KB: You starred in so many tv shows as a guest. Almost every show on tv. Do you have a favorite and why?

Barney Miller. I did four of them, and it was like rehearsing a play every time. With a terrific cast and guest stars, and a hurried rehearsal schedule we would start at the beginning of the script, and only rehearse the first scene until it felt ready. Then it would be shown to the entire cast AND crew, and everyone was encouraged to comment. Invaluable comments from everyone. Some days rehearsals and shooting went on till 3 AM, but I loved it.

KB: You wrote the play The Fox which is basically a must in theatres everywhere now. It was performed everywhere. How does that make you feel? Were you expecting this?

When I became a member of The Actor’s Studio in my 20s, I began looking for material to act that was not Chekov or Arthur Miller or Tennessee Williams, so I began to re-read short stories I liked a lot. One was the D.H. Lawrence’s novella, The Fox. Great material for a young actor from Brooklyn, so I began adapting it. And it just kept going to become the play. From the day I finished the script to the day it became a production, I never changed more than a dozen lines! We produced the original production decades after I finished writing it at the Back Alley Theatre in LA, which I created and ran with my wife Laura Zucker for ten years. Of course, I was way too old to play the part I had envisioned by then, so I directed it. The Fox went on to an Off Broadway run at the Roundabout Theatre that I also directed and has been produced, as you mention, all over the world.

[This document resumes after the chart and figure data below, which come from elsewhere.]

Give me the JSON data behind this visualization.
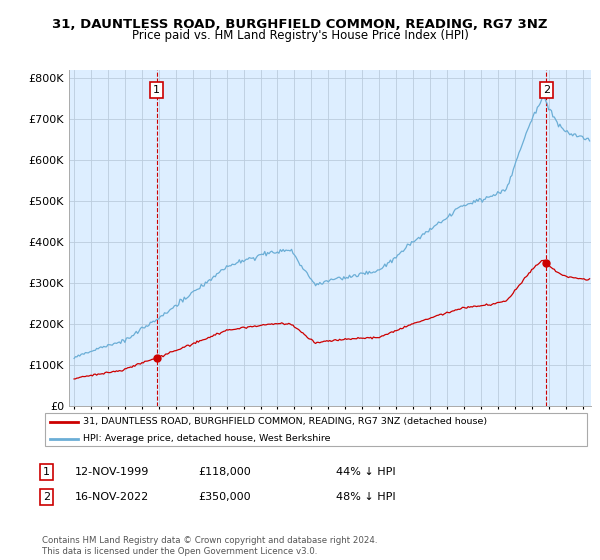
{
  "title": "31, DAUNTLESS ROAD, BURGHFIELD COMMON, READING, RG7 3NZ",
  "subtitle": "Price paid vs. HM Land Registry's House Price Index (HPI)",
  "ytick_values": [
    0,
    100000,
    200000,
    300000,
    400000,
    500000,
    600000,
    700000,
    800000
  ],
  "ylim": [
    0,
    820000
  ],
  "xlim_start": 1994.7,
  "xlim_end": 2025.5,
  "xtick_years": [
    1995,
    1996,
    1997,
    1998,
    1999,
    2000,
    2001,
    2002,
    2003,
    2004,
    2005,
    2006,
    2007,
    2008,
    2009,
    2010,
    2011,
    2012,
    2013,
    2014,
    2015,
    2016,
    2017,
    2018,
    2019,
    2020,
    2021,
    2022,
    2023,
    2024,
    2025
  ],
  "hpi_color": "#6baed6",
  "price_color": "#cc0000",
  "chart_bg": "#ddeeff",
  "sale1_year": 1999.87,
  "sale1_price": 118000,
  "sale1_date": "12-NOV-1999",
  "sale1_label": "44% ↓ HPI",
  "sale2_year": 2022.87,
  "sale2_price": 350000,
  "sale2_date": "16-NOV-2022",
  "sale2_label": "48% ↓ HPI",
  "legend_line1": "31, DAUNTLESS ROAD, BURGHFIELD COMMON, READING, RG7 3NZ (detached house)",
  "legend_line2": "HPI: Average price, detached house, West Berkshire",
  "footnote": "Contains HM Land Registry data © Crown copyright and database right 2024.\nThis data is licensed under the Open Government Licence v3.0.",
  "background_color": "#ffffff",
  "grid_color": "#bbccdd"
}
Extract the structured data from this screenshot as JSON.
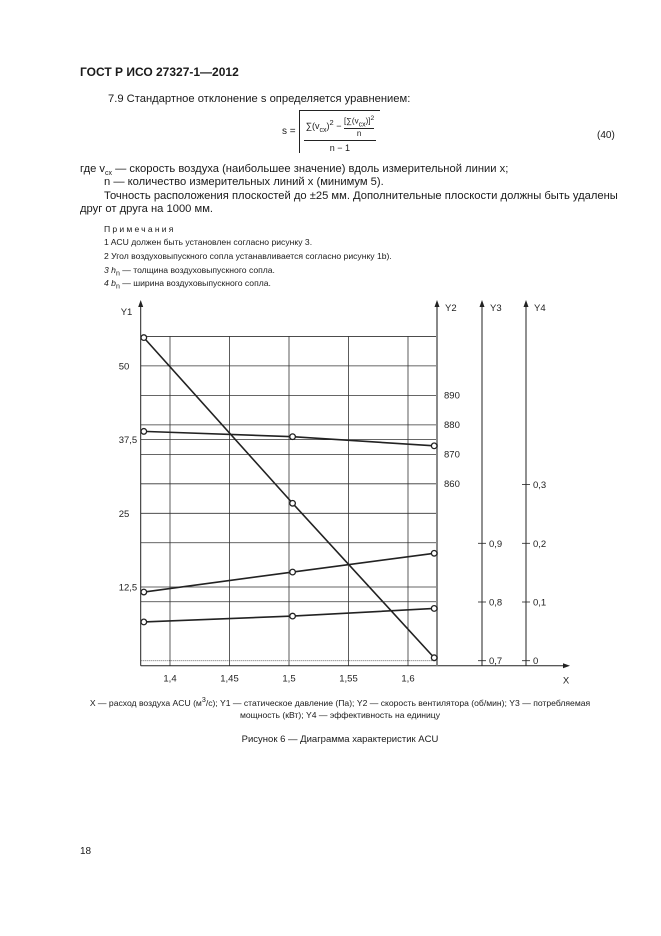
{
  "header": {
    "standard": "ГОСТ Р ИСО 27327-1—2012"
  },
  "section": {
    "intro": "7.9  Стандартное отклонение s определяется уравнением:",
    "formula": {
      "lhs": "s =",
      "term1": "∑(v",
      "sub_cx": "cx",
      "term1_end": ")",
      "sq": "2",
      "minus": " − ",
      "inner_num": "[∑(v",
      "inner_num_end": ")]",
      "inner_den": "n",
      "den": "n − 1",
      "number": "(40)"
    },
    "where_prefix": "где v",
    "where_sub": "cx",
    "where_rest": " — скорость воздуха (наибольшее значение) вдоль измерительной линии x;",
    "n_line": "n — количество измерительных линий x (минимум 5).",
    "accuracy_1": "Точность расположения плоскостей до ±25 мм. Дополнительные плоскости должны быть удалены",
    "accuracy_2": "друг от друга на 1000 мм."
  },
  "notes": {
    "title": "Примечания",
    "items": [
      {
        "text": "1  ACU должен быть установлен согласно рисунку 3."
      },
      {
        "text": "2  Угол воздуховыпускного сопла устанавливается согласно рисунку 1b)."
      },
      {
        "pre": "3  h",
        "sub": "n",
        "text": " — толщина воздуховыпускного сопла."
      },
      {
        "pre": "4  b",
        "sub": "n",
        "text": " — ширина воздуховыпускного сопла."
      }
    ]
  },
  "chart_data": {
    "type": "line",
    "x_label": "X",
    "x_ticks": [
      "1,4",
      "1,45",
      "1,5",
      "1,55",
      "1,6"
    ],
    "x_tick_values": [
      1.4,
      1.45,
      1.5,
      1.55,
      1.6
    ],
    "xlim": [
      1.375,
      1.624
    ],
    "grid": true,
    "axes": [
      {
        "label": "Y1",
        "side": "left",
        "ticks": [
          "50",
          "37,5",
          "25",
          "12,5"
        ],
        "tick_values": [
          50,
          37.5,
          25,
          12.5
        ],
        "ylim": [
          0,
          55
        ]
      },
      {
        "label": "Y2",
        "side": "right",
        "ticks": [
          "890",
          "880",
          "870",
          "860"
        ],
        "tick_values": [
          890,
          880,
          870,
          860
        ]
      },
      {
        "label": "Y3",
        "side": "right",
        "ticks": [
          "0,9",
          "0,8",
          "0,7"
        ],
        "tick_values": [
          0.9,
          0.8,
          0.7
        ]
      },
      {
        "label": "Y4",
        "side": "right",
        "ticks": [
          "0,3",
          "0,2",
          "0,1",
          "0"
        ],
        "tick_values": [
          0.3,
          0.2,
          0.1,
          0
        ]
      }
    ],
    "series": [
      {
        "axis": "Y1",
        "x": [
          1.378,
          1.503,
          1.622
        ],
        "y": [
          54.8,
          26.7,
          0.5
        ]
      },
      {
        "axis": "Y2",
        "x": [
          1.378,
          1.503,
          1.622
        ],
        "y": [
          877.6,
          875.8,
          872.7
        ]
      },
      {
        "axis": "Y3",
        "x": [
          1.378,
          1.503,
          1.622
        ],
        "y": [
          0.817,
          0.851,
          0.883
        ]
      },
      {
        "axis": "Y4",
        "x": [
          1.378,
          1.503,
          1.622
        ],
        "y": [
          0.066,
          0.076,
          0.089
        ]
      }
    ]
  },
  "caption": {
    "line1_a": "X — расход воздуха ACU (м",
    "line1_sup": "3",
    "line1_b": "/с); Y1 — статическое давление (Па); Y2 — скорость вентилятора (об/мин); Y3 — потребляемая",
    "line2": "мощность (кВт); Y4 — эффективность на единицу",
    "figure_title": "Рисунок 6 — Диаграмма характеристик ACU"
  },
  "page_number": "18"
}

KB: You are 93 and still acting: What is your secret?

I actually stopped acting just last year. I don’t want to be beholden to anyone else’s schedule. I walk when I want to, I sleep when I’m tired, and I work in my garden whenever I like. Fortunately, over 60 years of acting I’ve earned enough not to worry financially. And for now, except for teaching my free Zoom acting class, that’s it. Thank you!